Postcard drawing shows a blooming dogwood tree stands out in an area of turf and spaced headstones, framed by other tall trees.
A postcard from the early 1900s shows a dogwood tree in bloom at Vicksburg National Cemetery. The tall trees, ornamental plants, and turf were part of the planting plans in national cemeteries.

NPS / Vicksburg National Military Park

Planting Design

At the end of the Civil War, when Congress appropriated funding for the establishment and maintenance of national cemeteries, a portion of the amount was to be spent for planting and cultivating trees and shrubs. As early as 1870, civil engineer and U.S. Quartermaster General of the U.S. Army Montgomery Meigs contacted the noted landscape architect, Frederick Law Olmsted, Sr. for advice on tree selection, placement, and care. Olmsted and his partner, Calvert Vaux, had designed Central Park in New York City in 1858, and they were working on the landscape plan for Prospect Park in Brooklyn following the war. During the Civil War, Olmsted had firsthand experience with wounded and dying soldiers as the executive secretary of the U.S. Sanitary Commission, a private organization that was the precursor to the Red Cross.

Olmsted recommended that the cemetery designs should “remain deceptively simple” and the “main object should be to establish permanent dignity and tranquility . . . a sacred grove, sacredness and protection being expressed in the enclosing wall and in the perfect tranquility of the trees within.”

Within a few years, when funds became available for landscape improvements, Meigs issued his “Instructions Relative to the Cultivation and Care of Trees in the National Cemeteries.” He recommended the planting of “cherries and pears, walnuts and hickory-nut trees” for their “well-proportioned and graceful sizes and shapes.” Meigs’ instructions also called for “climbers about the lodge” and “ornamental shrubbery.” Visual evidence confirms that many national cemeteries were densely planted and achieved Olmsted’s “sacred grove” concept.

Continuing Development and Use

Throughout the remainder of the 1800s and up to World War I, roadways approaching and within the national cemeteries were improved, and rostrums and service buildings were constructed on the cemeteries' grounds. The national cemeteries had come to have a distinct landscape identity, composed of character-defining features.

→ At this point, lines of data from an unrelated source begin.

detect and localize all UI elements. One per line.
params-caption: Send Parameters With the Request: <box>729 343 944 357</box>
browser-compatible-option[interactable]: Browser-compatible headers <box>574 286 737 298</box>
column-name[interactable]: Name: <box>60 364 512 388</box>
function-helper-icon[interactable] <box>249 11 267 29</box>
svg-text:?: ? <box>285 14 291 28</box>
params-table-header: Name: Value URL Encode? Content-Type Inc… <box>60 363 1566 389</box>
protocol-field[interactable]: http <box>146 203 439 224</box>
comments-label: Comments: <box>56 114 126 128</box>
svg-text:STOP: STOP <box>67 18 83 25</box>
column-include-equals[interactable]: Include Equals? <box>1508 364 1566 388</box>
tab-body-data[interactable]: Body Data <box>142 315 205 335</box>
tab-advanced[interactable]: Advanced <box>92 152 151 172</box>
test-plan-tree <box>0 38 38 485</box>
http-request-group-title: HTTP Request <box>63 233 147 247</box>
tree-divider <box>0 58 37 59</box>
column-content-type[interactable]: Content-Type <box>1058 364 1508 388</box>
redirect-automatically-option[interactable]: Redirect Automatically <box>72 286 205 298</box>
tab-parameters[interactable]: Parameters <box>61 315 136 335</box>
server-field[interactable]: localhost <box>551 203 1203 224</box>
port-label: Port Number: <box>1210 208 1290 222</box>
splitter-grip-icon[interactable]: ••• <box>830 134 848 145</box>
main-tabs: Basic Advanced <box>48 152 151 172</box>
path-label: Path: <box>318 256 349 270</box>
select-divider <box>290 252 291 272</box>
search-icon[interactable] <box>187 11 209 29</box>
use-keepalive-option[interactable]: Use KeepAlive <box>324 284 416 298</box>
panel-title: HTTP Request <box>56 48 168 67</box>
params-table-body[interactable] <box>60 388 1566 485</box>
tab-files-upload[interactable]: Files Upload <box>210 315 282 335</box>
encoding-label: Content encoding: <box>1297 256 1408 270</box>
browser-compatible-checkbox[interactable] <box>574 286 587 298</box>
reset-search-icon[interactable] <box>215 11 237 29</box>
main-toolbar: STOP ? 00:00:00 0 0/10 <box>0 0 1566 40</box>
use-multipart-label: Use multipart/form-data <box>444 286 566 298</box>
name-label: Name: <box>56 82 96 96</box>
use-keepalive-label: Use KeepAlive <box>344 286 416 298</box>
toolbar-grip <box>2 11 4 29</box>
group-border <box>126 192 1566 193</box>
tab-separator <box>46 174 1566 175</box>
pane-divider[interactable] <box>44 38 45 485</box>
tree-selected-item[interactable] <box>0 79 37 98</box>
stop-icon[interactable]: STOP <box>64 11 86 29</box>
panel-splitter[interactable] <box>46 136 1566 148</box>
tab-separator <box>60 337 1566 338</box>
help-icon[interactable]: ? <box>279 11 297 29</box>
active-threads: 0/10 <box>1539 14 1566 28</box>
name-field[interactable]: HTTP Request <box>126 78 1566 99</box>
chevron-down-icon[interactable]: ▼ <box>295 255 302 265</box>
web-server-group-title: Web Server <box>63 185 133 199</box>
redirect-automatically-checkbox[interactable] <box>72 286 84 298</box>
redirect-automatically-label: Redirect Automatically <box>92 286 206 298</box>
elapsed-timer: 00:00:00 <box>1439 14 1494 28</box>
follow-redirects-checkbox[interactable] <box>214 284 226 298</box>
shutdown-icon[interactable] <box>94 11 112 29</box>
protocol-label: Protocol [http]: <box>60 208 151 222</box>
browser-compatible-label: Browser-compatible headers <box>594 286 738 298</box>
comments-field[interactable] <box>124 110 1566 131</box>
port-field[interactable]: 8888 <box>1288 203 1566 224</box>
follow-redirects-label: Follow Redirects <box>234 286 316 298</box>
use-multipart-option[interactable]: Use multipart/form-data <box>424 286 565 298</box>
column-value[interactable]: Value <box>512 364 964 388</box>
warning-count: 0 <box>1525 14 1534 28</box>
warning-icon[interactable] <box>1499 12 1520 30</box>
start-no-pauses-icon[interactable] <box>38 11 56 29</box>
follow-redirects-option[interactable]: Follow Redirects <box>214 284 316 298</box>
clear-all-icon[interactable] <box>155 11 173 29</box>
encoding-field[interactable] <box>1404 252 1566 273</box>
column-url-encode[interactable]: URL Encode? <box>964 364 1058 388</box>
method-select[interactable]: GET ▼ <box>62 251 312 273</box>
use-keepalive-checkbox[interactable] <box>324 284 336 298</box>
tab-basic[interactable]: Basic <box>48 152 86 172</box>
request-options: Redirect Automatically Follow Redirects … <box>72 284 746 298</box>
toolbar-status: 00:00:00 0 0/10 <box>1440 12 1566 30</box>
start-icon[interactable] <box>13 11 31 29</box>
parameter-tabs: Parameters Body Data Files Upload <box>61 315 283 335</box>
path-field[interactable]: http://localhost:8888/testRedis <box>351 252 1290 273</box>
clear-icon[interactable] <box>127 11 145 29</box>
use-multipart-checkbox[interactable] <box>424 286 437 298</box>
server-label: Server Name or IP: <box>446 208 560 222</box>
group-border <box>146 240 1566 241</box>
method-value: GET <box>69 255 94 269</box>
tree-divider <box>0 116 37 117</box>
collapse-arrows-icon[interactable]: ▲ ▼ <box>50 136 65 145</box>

Between the two World Wars, the Army established seven new national cemeteries, some at existing facilities and others in new locations, to serve large populations of veterans. In 1973, most of the national cemeteries were transferred from the Army to the Veterans Administration (now the Department of Veterans Affairs). To date, there are more than 170 national cemeteries across the United States. The 14 national cemeteries managed by the National Park Service were transferred by Congress to expand the portfolio of historic parks under the protection of the young agency. Since 1966, the National Park Service has been designated the lead federal preservation agency.

An obelisk monument stands out above straight rows of uniform white headstones, with some scattered conifers and an expansive view.
Custer National Battlefield is part of Little Bighorn Battlefield National Monument in Montana.


Past and Present

Today, the National Park Service manages the national cemeteries as designed historic landscapes, a type of cultural landscape recognized by National Park Service. While the condition of some of their features has changed or deteriorated over time, the national cemetery landscapes retain much of their integrity, meaning that enough physical features exist for the historic associations to be recognizable. The design of national cemeteries reflects the continuing belief that national cemeteries are hallowed grounds where veterans’ sacrifices can be honored.

This article is an adaptation of “Designing the First National Cemeteries”, an article by Sara Amy Leach for the National Park Service Civil War Era National Cemeteries Discover Our Share Heritage Travel Itinerary.